Jüdischer Bericht über die Pogrome von 1096 in Speyer und Worms, verfasst vom sog. "Mainzer Anonymus" ca. 1097-1140
Während sich Historiker heute um Neutralität bemühen, wenn sie Geschichte beschreiben, war es im Mittelalter völlig normal, dass eigene Überzeugungen und Interessen in die Darstellung einflossen. Um ein möglichst authentisches Bild historischer Ereignisse zu erhalten, bedarf es möglichst vieler verschiedener Blickwinkel. Die drei erhaltenen Chroniken aus jüdischer Sicht, die die Ereignisse der Kreuzzugspogrome von 1096 beschreiben, bieten uns eine wertvolle zusätzliche Perspektive zu den übrigen christlichen Quellen. Eva Haverkamp edierte die erhaltenen Texte von Salomo bar Simson, Elieser bar Nathan und dem Mainzer Anonymus 2005 neu und liefert damit eine willkommene Ergänzug für die Betrachtung der Situation der Juden Ende des 11. Jahrhunderts. Gerade die Lebenssituation in der jüdischen Gemeinde lässt sich aus diesen Quellen herauslesen und ebenso wird die Grausamkeit der Ereignisse zur Zeit der ersten Kreuzzüge auf anschauliche und schockierende Weise greifbar.

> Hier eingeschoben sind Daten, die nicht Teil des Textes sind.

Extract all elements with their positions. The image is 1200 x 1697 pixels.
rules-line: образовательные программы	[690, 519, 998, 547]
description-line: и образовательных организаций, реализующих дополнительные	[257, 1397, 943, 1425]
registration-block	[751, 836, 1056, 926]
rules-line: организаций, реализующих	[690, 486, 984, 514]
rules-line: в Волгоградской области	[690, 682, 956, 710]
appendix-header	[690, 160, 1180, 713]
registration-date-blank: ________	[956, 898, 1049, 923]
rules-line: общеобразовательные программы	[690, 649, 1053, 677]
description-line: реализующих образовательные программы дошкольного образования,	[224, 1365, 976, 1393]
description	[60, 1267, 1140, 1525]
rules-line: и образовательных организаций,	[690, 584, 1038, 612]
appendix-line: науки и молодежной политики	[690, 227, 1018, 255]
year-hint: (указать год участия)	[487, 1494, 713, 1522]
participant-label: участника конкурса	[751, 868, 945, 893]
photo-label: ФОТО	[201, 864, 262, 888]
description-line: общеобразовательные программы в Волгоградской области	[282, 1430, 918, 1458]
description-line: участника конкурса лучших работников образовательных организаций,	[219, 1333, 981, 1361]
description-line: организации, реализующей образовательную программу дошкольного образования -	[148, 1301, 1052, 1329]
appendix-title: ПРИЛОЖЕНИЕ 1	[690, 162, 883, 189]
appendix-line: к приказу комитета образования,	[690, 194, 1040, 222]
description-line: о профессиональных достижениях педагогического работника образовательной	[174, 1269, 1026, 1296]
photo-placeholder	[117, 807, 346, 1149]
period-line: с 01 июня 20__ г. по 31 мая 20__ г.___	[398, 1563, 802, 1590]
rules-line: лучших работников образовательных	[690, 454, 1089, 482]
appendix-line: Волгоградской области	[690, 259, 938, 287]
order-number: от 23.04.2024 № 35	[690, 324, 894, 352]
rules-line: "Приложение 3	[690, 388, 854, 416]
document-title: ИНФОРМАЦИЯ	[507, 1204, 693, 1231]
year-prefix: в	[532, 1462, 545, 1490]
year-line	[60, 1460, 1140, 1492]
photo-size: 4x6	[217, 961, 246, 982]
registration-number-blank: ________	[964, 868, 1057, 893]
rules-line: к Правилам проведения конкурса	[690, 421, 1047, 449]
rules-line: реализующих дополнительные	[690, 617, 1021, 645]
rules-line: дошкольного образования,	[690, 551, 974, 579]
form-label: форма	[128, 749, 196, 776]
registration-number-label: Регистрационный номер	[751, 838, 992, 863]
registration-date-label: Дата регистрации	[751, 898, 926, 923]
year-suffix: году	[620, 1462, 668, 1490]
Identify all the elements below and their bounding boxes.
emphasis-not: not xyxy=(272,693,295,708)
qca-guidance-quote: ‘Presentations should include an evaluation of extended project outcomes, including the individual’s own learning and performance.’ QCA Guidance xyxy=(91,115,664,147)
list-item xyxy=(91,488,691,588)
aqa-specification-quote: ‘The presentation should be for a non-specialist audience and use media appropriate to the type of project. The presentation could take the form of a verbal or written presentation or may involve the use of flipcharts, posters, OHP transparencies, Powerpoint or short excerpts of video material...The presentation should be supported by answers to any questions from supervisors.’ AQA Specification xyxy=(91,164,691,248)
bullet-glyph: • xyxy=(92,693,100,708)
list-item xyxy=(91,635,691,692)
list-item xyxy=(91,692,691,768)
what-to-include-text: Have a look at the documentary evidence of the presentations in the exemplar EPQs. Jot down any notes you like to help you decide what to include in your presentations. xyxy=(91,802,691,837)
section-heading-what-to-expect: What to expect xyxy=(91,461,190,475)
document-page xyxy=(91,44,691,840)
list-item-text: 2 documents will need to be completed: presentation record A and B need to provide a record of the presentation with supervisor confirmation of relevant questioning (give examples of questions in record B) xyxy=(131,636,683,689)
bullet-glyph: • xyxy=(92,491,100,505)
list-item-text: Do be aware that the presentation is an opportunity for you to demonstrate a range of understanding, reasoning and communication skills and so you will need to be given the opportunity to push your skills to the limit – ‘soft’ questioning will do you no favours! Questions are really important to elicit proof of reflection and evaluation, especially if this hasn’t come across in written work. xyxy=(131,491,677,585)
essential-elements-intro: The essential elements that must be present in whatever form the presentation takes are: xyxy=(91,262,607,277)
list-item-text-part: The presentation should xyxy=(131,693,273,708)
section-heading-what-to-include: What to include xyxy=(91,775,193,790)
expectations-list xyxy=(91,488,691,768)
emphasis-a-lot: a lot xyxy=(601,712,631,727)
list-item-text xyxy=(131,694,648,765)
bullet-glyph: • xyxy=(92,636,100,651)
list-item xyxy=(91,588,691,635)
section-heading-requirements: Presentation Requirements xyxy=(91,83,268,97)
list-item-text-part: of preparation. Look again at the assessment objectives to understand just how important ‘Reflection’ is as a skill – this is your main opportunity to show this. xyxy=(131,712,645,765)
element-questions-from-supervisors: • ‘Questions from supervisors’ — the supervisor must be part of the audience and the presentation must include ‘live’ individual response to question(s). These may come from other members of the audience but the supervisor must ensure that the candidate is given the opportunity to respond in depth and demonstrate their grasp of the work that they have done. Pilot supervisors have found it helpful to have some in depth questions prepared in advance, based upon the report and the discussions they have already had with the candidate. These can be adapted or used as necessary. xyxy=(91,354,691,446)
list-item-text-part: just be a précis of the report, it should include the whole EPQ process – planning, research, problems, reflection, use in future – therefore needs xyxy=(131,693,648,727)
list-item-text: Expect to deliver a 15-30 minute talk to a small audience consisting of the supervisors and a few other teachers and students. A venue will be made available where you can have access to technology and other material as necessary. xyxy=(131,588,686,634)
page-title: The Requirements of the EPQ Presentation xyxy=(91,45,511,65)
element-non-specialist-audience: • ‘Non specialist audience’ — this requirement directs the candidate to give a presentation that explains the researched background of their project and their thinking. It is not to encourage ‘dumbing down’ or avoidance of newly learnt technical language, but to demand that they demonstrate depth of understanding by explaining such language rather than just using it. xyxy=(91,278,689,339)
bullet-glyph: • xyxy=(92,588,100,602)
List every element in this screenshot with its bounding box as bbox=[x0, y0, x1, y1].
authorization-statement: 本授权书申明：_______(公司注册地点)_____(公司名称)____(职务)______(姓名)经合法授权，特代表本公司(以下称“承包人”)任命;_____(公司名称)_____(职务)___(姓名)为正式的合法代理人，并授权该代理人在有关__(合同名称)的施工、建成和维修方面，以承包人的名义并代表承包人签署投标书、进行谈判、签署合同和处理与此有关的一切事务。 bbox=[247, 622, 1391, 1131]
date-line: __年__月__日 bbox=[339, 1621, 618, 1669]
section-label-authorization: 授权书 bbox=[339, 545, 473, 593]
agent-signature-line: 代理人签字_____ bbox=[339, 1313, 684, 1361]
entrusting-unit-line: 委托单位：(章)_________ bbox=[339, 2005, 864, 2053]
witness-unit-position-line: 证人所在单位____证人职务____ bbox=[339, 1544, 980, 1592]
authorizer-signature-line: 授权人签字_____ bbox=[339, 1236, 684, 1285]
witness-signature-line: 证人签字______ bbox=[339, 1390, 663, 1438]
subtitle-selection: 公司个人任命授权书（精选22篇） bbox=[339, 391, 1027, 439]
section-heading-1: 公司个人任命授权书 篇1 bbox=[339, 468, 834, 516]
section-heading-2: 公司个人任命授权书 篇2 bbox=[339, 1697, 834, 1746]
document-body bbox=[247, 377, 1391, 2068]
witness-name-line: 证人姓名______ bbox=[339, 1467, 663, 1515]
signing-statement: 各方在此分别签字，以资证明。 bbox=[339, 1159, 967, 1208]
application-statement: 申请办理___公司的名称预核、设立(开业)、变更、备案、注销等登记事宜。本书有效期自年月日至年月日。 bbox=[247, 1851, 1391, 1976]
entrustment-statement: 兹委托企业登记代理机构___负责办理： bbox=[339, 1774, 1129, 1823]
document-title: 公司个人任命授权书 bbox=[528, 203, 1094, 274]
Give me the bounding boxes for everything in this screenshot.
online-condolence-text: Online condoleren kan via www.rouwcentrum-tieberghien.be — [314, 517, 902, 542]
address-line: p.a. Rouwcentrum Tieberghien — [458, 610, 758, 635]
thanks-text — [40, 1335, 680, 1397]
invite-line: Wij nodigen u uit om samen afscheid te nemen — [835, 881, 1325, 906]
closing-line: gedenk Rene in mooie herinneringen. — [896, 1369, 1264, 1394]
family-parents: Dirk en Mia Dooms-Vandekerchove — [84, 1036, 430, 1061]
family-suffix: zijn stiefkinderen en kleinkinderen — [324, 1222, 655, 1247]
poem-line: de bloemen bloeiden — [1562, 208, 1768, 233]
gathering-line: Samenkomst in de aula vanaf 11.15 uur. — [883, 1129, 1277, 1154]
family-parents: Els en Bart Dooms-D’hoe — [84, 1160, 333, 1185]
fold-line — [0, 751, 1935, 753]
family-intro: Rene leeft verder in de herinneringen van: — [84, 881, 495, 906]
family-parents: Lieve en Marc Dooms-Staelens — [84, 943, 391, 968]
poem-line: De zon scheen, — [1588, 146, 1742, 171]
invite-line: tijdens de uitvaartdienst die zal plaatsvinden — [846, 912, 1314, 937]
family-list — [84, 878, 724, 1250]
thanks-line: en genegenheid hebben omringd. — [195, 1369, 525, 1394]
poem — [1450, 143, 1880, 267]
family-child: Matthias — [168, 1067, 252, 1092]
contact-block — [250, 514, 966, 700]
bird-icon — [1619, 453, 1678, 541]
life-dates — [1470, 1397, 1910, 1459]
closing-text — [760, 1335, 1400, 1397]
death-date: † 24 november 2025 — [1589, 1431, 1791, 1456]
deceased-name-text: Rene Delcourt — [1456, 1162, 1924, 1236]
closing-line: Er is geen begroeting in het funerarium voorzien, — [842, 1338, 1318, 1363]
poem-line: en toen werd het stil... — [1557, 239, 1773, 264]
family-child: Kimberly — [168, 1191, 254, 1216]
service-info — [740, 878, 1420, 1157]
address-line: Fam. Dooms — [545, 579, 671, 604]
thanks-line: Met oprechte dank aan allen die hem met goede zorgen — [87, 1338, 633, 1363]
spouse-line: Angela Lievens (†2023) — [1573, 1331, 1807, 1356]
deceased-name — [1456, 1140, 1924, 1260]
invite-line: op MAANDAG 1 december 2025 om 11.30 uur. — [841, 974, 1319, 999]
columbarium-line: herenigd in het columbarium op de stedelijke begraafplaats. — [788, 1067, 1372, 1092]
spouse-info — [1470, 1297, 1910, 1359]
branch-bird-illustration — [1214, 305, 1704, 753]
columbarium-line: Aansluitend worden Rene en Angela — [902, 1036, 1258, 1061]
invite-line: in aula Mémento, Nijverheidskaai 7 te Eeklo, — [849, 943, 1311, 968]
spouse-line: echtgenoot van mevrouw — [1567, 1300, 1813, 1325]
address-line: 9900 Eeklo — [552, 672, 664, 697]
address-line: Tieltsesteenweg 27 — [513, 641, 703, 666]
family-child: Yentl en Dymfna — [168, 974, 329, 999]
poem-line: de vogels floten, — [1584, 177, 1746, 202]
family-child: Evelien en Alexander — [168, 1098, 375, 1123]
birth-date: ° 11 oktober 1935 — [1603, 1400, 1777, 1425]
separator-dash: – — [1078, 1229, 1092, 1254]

Urban II. hatte 1095, vornehmlich um die Christen in Jerusalem vor den Muslimen, die ebenfalls Anspruch auf die heilige Stadt erhoben, zu schützen, zum ersten Kreuzzug aufgerufen. Im Frankenreich mobilisierten Prediger die Massen, die 1096 schließlich von Westen nach Osten auch durch die deutschen Reichsteile zogen. Alle Kreuzfahrer mussten mit Lebensmitteln vorsorgt werden, was eine nahezu unmögliche Aufgabe darstellte. Schon daraus ergaben sich Plünderungen im eigenen Reich. Durch die Hasspredigten aufgewiegelt, richtete sich alle negative Energie schon bald gegen jene, die keine Christen waren. Bewaffnete Horden aus allen gesellschaftlichen Schichten, die sich durch die Suche nach ihrem Seelenheil legitimiert fühlten, stellten die Juden in einigen Städten vor die Wahl „Tod oder Taufe“. Es entstand eine Bewegung unter den Juden, die den Freitod einer Taufe vorzogen. Diesen Märtyrertod nannten sie Kidusch haSchem – die „Heiligung des göttlichen Namens“. Aus dem Märtyrertod wurde das Recht auf ewiges Leben in der kommenden Welt abgeleitet. Diese Praxis wurde aber von einigen Seiten auch stark kritisiert.
Juden opferten im Gedenken an Abrahams Opferung Isaaks in einigen Fällen auch zuerst ihre Kinder und töteten sich dann selbst. Dies wurde von den christlichen Quellen sehr negativ aufgenommen. Es ist darüber hinaus anzunehmen, dass die Ritualmordanklagen des Spätmittelalters auf die Umdeutung durch die Christen zurückzuführen sind, die Juden töteten ihre Kinder aus rituell-religiösen Zwecken und würden dafür, in Anlehnung an die Tötung Christi, lieber noch christliche Kinder entführen. Eine harte und irrationale Anschuldigung, deren gedankliche Entstehung ihre Erklärung in den Predigten gegen Andersgläubige und in Entfremdungstendenzen zwischen den jüdischen und christlichen Gemeinde findet.